River in Centre-du-Québec, Quebec (Canada)

The Rivière aux Chevreuils (in English: Deer River) is a tributary of the south shore of the rivière du Chêne which empties on the south shore of the St. Lawrence River, in the administrative region of Chaudière-Appalaches, in Quebec, in Canada.

The “Rivière aux Chevreuils” flows through the regional county municipalities (MRC) of:
- L'Érable Regional County Municipality: municipality of Lyster;
- Lotbinière Regional County Municipality: municipalities of Sainte-Agathe-de-Lotbinière, Saint-Janvier-de-Joly and Val-Alain.

== Geography ==

The main neighboring watersheds of the “Rivière aux Chevreuils” are:
- north side: rivière du Chêne, Saint-Georges River;
- east side: Armagh River, Filkars River;
- south side: Palmer River, Perdrix River, Bécancour River;
- west side: rivière du Chêne.

The Rivière aux Chevreuils has its source south of the village of Sainte-Agathe-de-Lotbinière, near Chemin Gosford. This head area is located to the north of the Bécancour River, in the “Chutes de Sainte-Agathe” area.

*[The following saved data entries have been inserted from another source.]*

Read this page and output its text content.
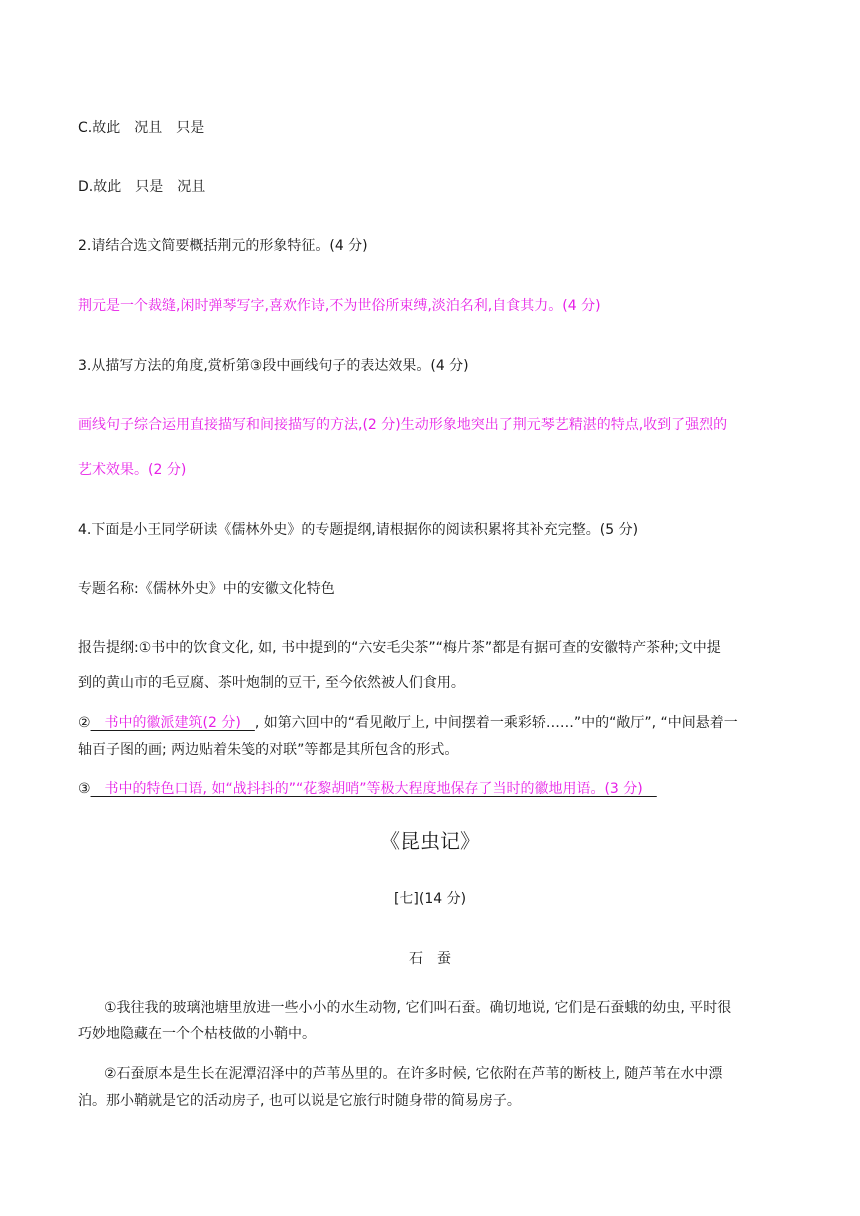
C.故此　况且　只是
D.故此　只是　况且
2.请结合选文简要概括荆元的形象特征。(4 分)
荆元是一个裁缝,闲时弹琴写字,喜欢作诗,不为世俗所束缚,淡泊名利,自食其力。(4 分)
3.从描写方法的角度,赏析第③段中画线句子的表达效果。(4 分)
画线句子综合运用直接描写和间接描写的方法,(2 分)生动形象地突出了荆元琴艺精湛的特点,收到了强烈的
艺术效果。(2 分)
4.下面是小王同学研读《儒林外史》的专题提纲,请根据你的阅读积累将其补充完整。(5 分)
专题名称:《儒林外史》中的安徽文化特色
报告提纲:①书中的饮食文化, 如, 书中提到的“六安毛尖茶”“梅片茶”都是有据可查的安徽特产茶种;文中提
到的黄山市的毛豆腐、茶叶炮制的豆干, 至今依然被人们食用。
②　书中的徽派建筑(2 分)　, 如第六回中的“看见敞厅上, 中间摆着一乘彩轿……”中的“敞厅”, “中间悬着一
轴百子图的画; 两边贴着朱笺的对联”等都是其所包含的形式。
③　书中的特色口语, 如“战抖抖的”“花黎胡哨”等极大程度地保存了当时的徽地用语。(3 分)　
《昆虫记》
[七](14 分)
石　蚕
①我往我的玻璃池塘里放进一些小小的水生动物, 它们叫石蚕。确切地说, 它们是石蚕蛾的幼虫, 平时很
巧妙地隐藏在一个个枯枝做的小鞘中。
②石蚕原本是生长在泥潭沼泽中的芦苇丛里的。在许多时候, 它依附在芦苇的断枝上, 随芦苇在水中漂
泊。那小鞘就是它的活动房子, 也可以说是它旅行时随身带的简易房子。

From its source, the “Rivière aux Chevreuils” flows more or less in parallel (south side) with Rivière du Chêne (Leclercville) and on the north side of Perdrix River. Its course descends over 25.6 km with a drop of 69 m, divided into the following segments:
- 2.6 km north, in Sainte-Agathe-de-Lotbinière, up to Gosford road that it cuts 3.0 km south of the center of the village of Sainte-Agathe-de-Lotbinière;
- 2.3 km north, passing east of the village of Sainte-Agathe-de-Lotbinière, to a country road;
- 2.3 km northwest, to a country road;
- 0. km west, to the municipal limit of Lyster which constitutes the limit between the MRCs of Lotbinière Regional County Municipality and L'Érable Regional County Municipality;
- 3.2 km west, to a road in a place called "Le Nordêt";
- 7.4 km northwest, crossing a large area of marshes and collecting water from the Bisson-Laflamme stream (coming from the southwest), to route 116;
- 4.0 km west, to a road;
- 1.8 km north-west, up to the limit of Saint-Janvier-de-Joly;
- 1.3 km north-west, to its confluence.

The “Rivière aux Chevreuils” flows on the south bank of the rivière du Chêne, 4.1 km (in a direct line) east of the center of the village of Val-Alain.

== Toponymy ==

The toponym "rivière aux Chevreuils" was made official on December 5, 1968, at the Commission de toponymie du Québec.